What: "Commerce in Organs: Culture, Politics and Bioethics of the Global Market," a conference to debate current and future medical practices concerning the sale of organs from living donors.

When: April 26-28, 1996

Where: The University of California at Berkeley

Who: Speakers and topics include:

  • Harry Wu, human rights activist and executive director of the Laogai Research Foundation in Washington, D.C., on "Communist Charity: The Use of Executed Prisoners' Organs in China"

  • David Rothman, director of the Center for the Study of Society and Medicine at Columbia University's College of Physicians, on "The International Traffic in Organs: The Bellagio Task Force Report on Transplantation and Bodily Integrity"

  • Jean LaFontaine, professor emeritus of anthropology at the London School of Economics, on "Satanic and Ritual Sexual Abuse in London"

  • Nancy Scheper-Hughes, professor and chair of anthropology and medical anthropology at UC Berkeley, on "Theft of Life: The Globalization of Organ Stealing Rumors"

  • Luise White, visiting professor of history, Emory University, on "The Traffic in Heads: The Integrity of Borders in Contemporary South Africa"

  • Veena Das, India's leading social anthropologist and professor of anthropology at the University of Delhi, on "Familial and Medical Discourses in the Context of Organ Transplantation"

  • Abdallah Daar, transplant surgeon and chair of the department of surgery at Sultan Qaboos University, Oman, on "Payment for Organs: What is it all about?"

  • Eric Stover, physician, former executive director of Physicians for Human Rights and current director of UC Berkeley's Townsend Center for the Humanities.

    Background: There has been a decade of spirited debate over a new transnational commerce in human organs -- kidneys, corneas, liver tissue and heart valves -- to facilitate transplantation.

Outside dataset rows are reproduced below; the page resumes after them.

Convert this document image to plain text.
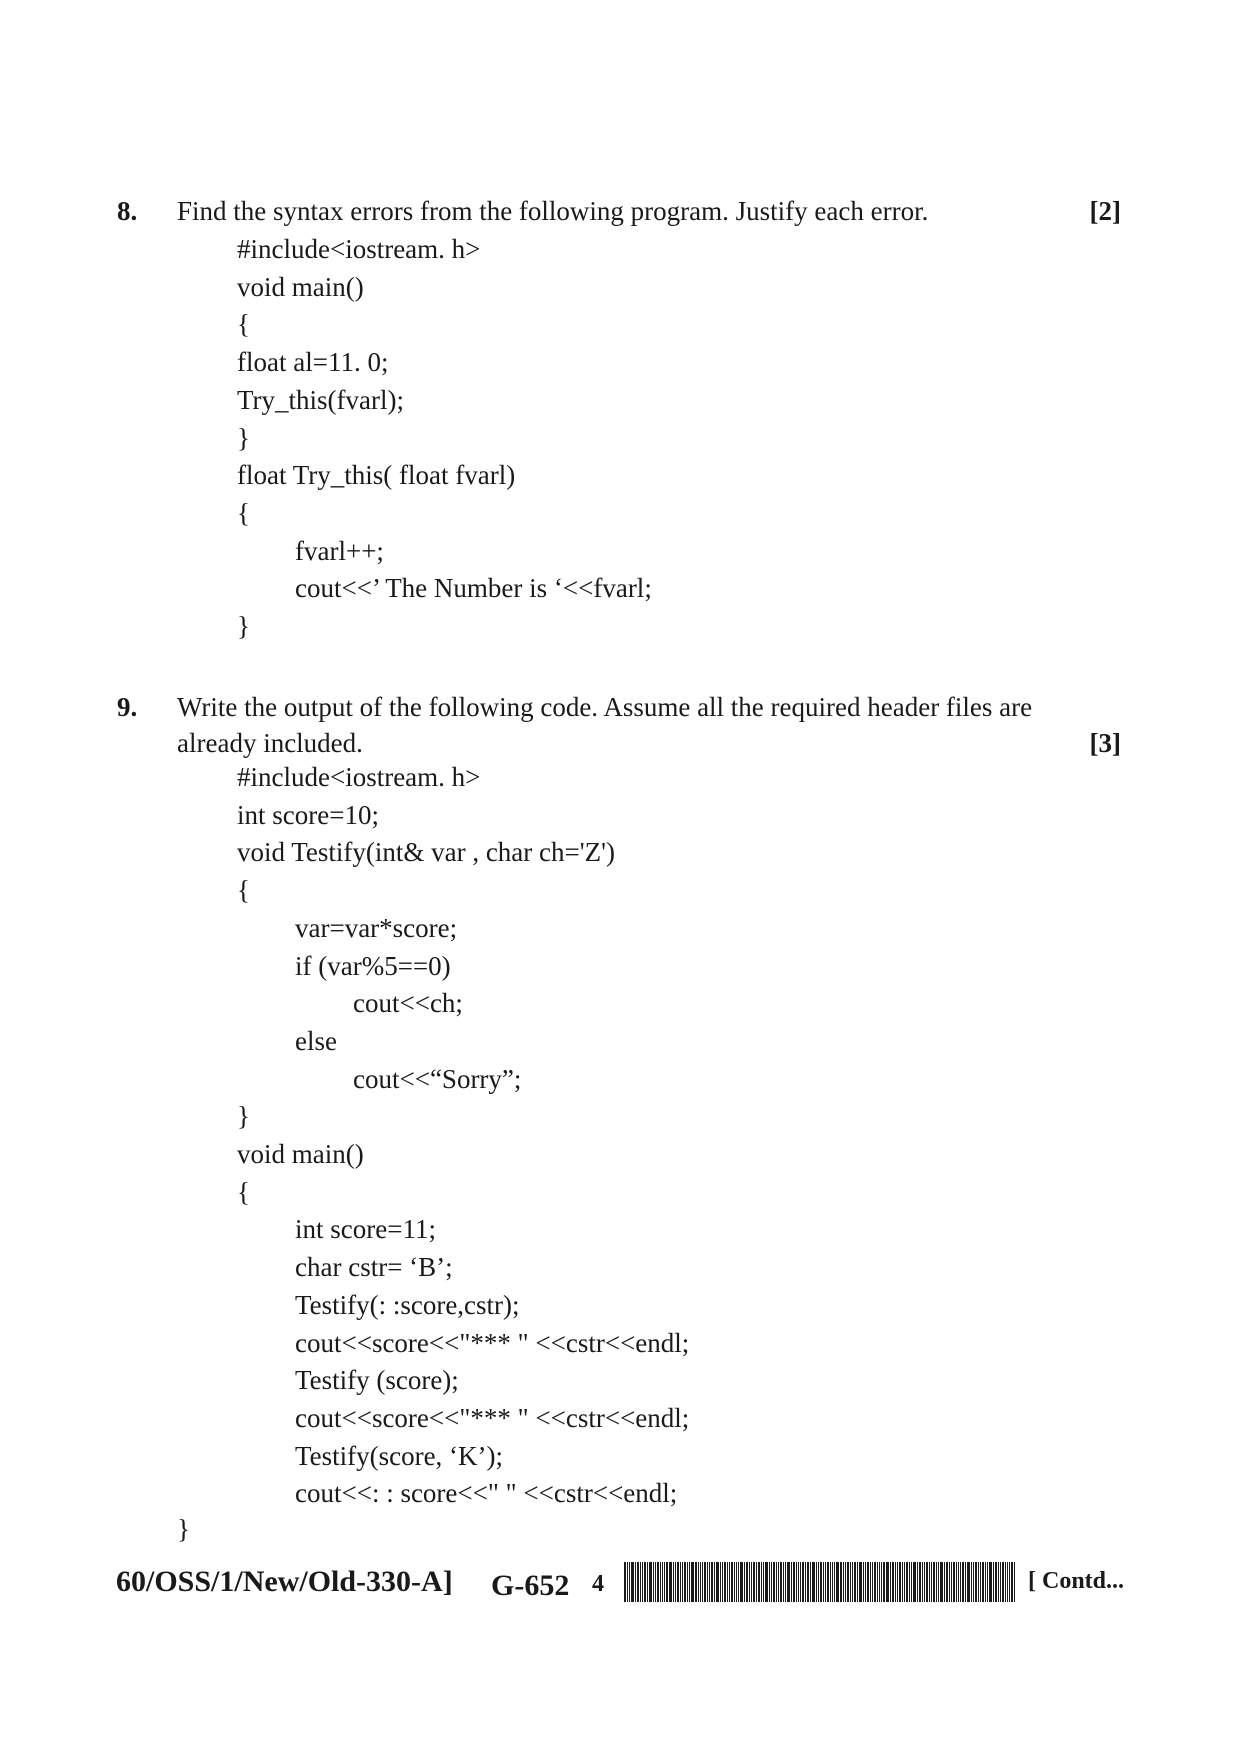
8. Find the syntax errors from the following program. Justify each error.	[2]
#include<iostream. h>
void main()
{
float al=11. 0;
Try_this(fvarl);
}
float Try_this( float fvarl)
{
fvarl++;
cout<<’ The Number is ‘<<fvarl;
}
9. Write the output of the following code. Assume all the required header files are
already included.	[3]
#include<iostream. h>
int score=10;
void Testify(int& var , char ch='Z')
{
var=var*score;
if (var%5==0)
cout<<ch;
else
cout<<“Sorry”;
}
void main()
{
int score=11;
char cstr= ‘B’;
Testify(: :score,cstr);
cout<<score<<"*** " <<cstr<<endl;
Testify (score);
cout<<score<<"*** " <<cstr<<endl;
Testify(score, ‘K’);
cout<<: : score<<" " <<cstr<<endl;
}
60/OSS/1/New/Old-330-A] G-652 4	[ Contd...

In India, kidneys are sold on the open market through newspaper ads placed by doctors looking for healthy, living donors. In South Africa, the cadavers of poor, mostly black, victims of urban violence are sometimes "looted" (without prior consent) for usable organs. In China, the bodies of executed prisoners are used to supply fresh organs. The commodification and sale of human organs for transplantation is a source of terror in shantytowns worldwide. The sale of organs has been condemned by many international medical and human rights organizations, but not by professional societies of transplant specialists.

    This conference, free and open to the public, celebrates the inaugural event of UC Berkeley's Program for Critical Studies in Medicine, Science and the Body.